Dengan ini saya ( .......... ) siap menjadi istri kontrak dari Tuan Bryan Bahuwirya selama satu tahun.

Dalam kurun waktu satu tahun, saya siap menjalankan tugas sebagai mana seorang istri.

Keuntungan:

1. Gaji pokok 50 juta/bulan

2. Asuransi kesehatan

3. Fasilitas (pakaian, sepatu, makanan, tas, salon, jalan-jalan ke luar negeri, pengawal, dsb.)

Larangan:

1. Dilarang satu ranjang dengan Tuan Bryan Bahuwirya. Silakan tidur di sofa yang sudah disediakan.

2. Dilarang menyentuh Tuan Bryan Bahuwirya, begitupun sebaliknya, kecuali di depan banyak orang dan saat terdesak.

3. Dilarang memberi tahu rencana nikah kontrak kepada pihak lain.

4. Dilarang kepo mengenai kegiatan apapun yang dilakukan Tuan Bryan Bahuwirya.

5. Dilarang untuk melarang Tuan Bryan Bahuwirya menghabiskan waktunya bersama kekasihnya.

6. Dilarang pulang ke daerah asal selama masa kontrak meski ada anggota keluarga yang sakit atau meninggal.

7. Isi surat perjanjan bisa berubah sewaktu-waktu.

Pihak pertama:

1. ( ........................ )

Pihak kedua:

2. ( ..........................)

Demikianlah surat perjanjian ini dibuat sebagai mana mestinya. Jika saya sebagai pihak kedua tak mampu melaksanakan dengan baik, saya siap menanggung segala resiko, termasuk dijebloskaan ke dalam sel penjara dan siap mengembalikan semua yang sudah diberikan.]

Kedua mata Bunga langsung teralihkan pada Bryan.
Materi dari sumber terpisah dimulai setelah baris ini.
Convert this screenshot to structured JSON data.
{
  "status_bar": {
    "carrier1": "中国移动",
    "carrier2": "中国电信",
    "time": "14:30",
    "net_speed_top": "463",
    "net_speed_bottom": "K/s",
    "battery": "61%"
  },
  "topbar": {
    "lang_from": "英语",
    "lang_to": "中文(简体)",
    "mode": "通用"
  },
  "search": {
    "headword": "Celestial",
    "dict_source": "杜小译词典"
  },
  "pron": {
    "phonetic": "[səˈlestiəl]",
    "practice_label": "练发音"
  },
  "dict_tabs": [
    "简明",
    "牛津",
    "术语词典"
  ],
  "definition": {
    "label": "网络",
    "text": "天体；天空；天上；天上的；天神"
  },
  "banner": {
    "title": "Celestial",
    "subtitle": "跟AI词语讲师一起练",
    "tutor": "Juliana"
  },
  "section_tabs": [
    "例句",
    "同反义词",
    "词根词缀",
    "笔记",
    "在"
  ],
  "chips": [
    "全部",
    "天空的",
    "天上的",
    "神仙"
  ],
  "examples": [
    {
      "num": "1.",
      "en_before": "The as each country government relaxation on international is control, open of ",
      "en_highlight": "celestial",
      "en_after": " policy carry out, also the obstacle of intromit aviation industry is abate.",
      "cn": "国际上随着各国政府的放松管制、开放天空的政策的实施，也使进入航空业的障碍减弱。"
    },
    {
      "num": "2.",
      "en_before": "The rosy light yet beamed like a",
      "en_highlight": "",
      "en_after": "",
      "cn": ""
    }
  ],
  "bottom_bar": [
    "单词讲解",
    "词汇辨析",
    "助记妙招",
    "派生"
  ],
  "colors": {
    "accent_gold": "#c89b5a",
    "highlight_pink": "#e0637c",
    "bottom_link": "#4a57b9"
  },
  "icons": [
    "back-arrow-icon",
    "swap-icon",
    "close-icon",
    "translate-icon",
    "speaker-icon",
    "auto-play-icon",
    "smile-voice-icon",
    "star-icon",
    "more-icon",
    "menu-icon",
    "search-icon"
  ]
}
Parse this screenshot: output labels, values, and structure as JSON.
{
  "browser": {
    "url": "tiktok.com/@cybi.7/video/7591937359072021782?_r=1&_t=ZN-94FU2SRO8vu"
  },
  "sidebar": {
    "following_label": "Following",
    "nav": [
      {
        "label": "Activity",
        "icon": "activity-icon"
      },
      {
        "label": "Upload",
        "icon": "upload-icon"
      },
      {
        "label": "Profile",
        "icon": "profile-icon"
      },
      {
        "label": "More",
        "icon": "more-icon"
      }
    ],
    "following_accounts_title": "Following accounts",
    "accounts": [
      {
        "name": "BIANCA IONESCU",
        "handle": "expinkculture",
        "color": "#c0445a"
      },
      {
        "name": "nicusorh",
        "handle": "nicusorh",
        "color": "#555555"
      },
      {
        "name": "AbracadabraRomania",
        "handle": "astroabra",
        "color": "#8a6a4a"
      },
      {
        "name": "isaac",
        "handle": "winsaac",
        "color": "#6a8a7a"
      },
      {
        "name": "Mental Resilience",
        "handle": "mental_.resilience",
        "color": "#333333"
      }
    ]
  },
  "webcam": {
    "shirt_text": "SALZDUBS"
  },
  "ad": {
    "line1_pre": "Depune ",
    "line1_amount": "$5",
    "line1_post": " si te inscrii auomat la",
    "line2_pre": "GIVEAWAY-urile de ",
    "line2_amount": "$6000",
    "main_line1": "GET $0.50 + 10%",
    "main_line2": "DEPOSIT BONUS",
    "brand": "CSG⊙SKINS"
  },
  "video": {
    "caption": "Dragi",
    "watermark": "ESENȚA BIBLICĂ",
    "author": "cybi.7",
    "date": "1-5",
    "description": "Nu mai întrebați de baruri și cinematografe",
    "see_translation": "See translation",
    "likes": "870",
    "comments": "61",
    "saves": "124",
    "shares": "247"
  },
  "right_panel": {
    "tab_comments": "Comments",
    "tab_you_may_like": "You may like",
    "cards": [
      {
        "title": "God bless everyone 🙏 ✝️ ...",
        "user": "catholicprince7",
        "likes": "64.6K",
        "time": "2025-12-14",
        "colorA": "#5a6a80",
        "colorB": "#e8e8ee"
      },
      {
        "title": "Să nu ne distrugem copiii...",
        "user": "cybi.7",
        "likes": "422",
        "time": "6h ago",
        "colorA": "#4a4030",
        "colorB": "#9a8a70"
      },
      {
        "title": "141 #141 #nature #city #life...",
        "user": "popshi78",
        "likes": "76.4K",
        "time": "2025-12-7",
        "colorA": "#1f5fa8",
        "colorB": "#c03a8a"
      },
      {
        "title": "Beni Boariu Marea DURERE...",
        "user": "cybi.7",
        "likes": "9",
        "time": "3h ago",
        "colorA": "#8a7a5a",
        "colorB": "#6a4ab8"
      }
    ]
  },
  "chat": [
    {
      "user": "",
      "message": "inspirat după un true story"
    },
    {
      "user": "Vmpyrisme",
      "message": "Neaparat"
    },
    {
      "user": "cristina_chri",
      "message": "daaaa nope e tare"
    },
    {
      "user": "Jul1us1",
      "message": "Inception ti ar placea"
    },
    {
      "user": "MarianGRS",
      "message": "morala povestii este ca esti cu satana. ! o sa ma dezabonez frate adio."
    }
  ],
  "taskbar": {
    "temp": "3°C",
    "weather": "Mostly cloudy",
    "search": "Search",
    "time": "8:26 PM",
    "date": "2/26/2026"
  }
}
Ia merasa tak setuju dengan poin nomor 6 yang menurutnya terlalu berat. Apalagi, dia memiliki ibu yang pasti butuh kehadirannya. "Tuan, apakah nomor 6 tak boleh dirubah?" tanyanya. "Sebab, ibu saya sedang sakit keras dan pasti butuh kehadiran saya."

Bryan pun memajukan tubuhnya ke depan. Lalu, dia meletakkan tangannya di atas meja. "Jika Anda mau saya merubahnya, maka otomatis, semuanya akan berubah juga termasuk keuntungan Anda yang akan berkurang."

Bunga merasakan ketidakadilan atas salah satu isi surat perjanjian itu. Akan tetapi, dia bisa apa? Dia sangat butuh uang itu agar ibunya segera selamat.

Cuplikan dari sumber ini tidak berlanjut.